DEREK Bullock completely misunderstands the significance of the fact that Jeremy Corbyn is now a serious candidate for the leadership of the Labour Party.

If he had attended a meeting to support Jeremy's candidature last Tuesday, August 4 in the Friends Meeting House, he would have understood why he is regarded as providing a hope for the future which is not confined to members of the Labour Party.

First and foremost he is a man of principle and honesty who puts the public good before personal ambition.

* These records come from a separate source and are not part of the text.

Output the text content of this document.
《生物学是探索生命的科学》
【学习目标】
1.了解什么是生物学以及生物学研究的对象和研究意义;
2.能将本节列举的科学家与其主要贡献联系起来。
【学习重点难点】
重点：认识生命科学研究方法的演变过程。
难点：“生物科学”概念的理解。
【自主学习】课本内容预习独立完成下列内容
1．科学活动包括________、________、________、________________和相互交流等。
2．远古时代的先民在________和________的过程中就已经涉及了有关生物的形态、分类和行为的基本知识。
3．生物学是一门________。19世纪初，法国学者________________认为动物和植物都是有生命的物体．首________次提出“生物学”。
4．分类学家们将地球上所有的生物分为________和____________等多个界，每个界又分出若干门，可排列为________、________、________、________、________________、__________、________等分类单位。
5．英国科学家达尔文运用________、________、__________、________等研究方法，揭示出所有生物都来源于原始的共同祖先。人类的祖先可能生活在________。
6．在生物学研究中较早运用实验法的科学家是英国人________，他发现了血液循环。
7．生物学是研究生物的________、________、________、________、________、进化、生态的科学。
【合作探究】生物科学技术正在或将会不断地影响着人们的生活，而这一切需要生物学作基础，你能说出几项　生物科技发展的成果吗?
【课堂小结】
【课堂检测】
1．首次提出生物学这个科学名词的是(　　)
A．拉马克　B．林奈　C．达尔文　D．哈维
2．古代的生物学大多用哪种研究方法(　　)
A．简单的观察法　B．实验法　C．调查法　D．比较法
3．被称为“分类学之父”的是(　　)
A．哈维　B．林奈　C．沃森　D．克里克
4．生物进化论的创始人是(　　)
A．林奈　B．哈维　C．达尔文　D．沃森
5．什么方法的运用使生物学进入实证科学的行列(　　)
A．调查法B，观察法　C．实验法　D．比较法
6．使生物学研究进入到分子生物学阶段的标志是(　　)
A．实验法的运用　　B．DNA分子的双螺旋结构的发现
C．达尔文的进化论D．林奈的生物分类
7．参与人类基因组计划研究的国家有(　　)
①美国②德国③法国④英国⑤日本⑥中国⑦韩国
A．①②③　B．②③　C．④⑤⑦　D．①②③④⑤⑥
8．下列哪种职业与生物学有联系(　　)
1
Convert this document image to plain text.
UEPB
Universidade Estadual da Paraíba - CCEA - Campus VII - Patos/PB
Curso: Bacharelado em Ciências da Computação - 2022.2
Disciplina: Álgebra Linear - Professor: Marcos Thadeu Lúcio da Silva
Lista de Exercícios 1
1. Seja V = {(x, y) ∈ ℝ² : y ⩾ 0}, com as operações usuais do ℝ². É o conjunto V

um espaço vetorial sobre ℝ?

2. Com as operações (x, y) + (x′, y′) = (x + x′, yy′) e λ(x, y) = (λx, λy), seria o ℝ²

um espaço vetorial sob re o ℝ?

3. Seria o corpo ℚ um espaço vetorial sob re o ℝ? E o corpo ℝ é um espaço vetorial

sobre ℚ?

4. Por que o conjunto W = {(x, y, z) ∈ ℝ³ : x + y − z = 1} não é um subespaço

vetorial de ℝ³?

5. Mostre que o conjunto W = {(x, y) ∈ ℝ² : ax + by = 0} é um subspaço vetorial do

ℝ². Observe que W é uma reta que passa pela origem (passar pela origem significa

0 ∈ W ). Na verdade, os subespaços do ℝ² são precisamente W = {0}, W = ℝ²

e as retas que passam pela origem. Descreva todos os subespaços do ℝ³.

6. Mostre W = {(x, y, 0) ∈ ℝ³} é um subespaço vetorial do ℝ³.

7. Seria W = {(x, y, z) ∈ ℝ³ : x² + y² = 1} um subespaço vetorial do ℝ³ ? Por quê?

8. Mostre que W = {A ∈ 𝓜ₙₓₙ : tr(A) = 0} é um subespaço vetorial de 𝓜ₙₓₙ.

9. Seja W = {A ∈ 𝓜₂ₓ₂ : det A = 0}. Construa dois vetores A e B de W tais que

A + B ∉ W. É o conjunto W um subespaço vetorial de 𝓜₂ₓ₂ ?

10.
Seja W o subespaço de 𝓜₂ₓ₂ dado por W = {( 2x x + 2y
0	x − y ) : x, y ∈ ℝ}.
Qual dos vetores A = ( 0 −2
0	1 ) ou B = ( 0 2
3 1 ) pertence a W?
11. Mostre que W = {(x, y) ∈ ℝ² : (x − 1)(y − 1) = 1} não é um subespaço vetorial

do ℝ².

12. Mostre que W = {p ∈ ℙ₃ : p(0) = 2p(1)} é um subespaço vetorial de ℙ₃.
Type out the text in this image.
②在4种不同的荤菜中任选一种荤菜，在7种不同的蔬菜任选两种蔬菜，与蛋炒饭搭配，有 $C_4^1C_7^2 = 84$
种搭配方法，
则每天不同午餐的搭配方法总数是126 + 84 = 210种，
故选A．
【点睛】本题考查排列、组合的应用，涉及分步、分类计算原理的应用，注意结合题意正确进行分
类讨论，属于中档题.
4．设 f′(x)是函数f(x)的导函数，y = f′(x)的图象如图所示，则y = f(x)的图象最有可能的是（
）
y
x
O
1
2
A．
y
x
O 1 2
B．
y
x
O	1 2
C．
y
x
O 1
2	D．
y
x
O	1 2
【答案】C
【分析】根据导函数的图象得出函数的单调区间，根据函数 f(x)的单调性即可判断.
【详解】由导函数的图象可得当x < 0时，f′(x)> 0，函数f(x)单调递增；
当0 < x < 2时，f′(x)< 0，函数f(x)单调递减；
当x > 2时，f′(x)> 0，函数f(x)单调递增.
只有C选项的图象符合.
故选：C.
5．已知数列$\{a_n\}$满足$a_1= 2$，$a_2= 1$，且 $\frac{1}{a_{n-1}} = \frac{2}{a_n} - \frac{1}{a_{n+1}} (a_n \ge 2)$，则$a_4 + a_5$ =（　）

The idea promulgated by sneering journalists and sad to say by some of Jeremy's colleagues, that it would be a disaster if a person of principle led the Labour Party tells us something about society that is truly frightening: that it holds that the ideal political leader should be like Blair a person of no principles animated not by the vision of a just society but by personal ambition.

We know that neither Andy Burnham nor Yvette Cooper have principles.

Otherwise they would never have voted for the criminal invasion of Iraq, which was manifestly illegal under international law.

Jeremy Corbyn did not vote for that war, never votes for any war, has always opposed the threat of nuclear terrorism represented by Trident and opposes British membership of an aggressive military alliance like NATO, which is the creature of American militarism.

Jeremy offers a vision of a Britain at peace with itself and at peace with the rest of the world: not a Britain that is perpetually engaged in bombing other people.

Hundreds of civilians have already been killed in its current bombing campaign against Isis.

What a stroke of luck for members of the Labour Party that they have the prospect of voting for a leader who believes in peace and social justice and is prepared always to act according to those beliefs.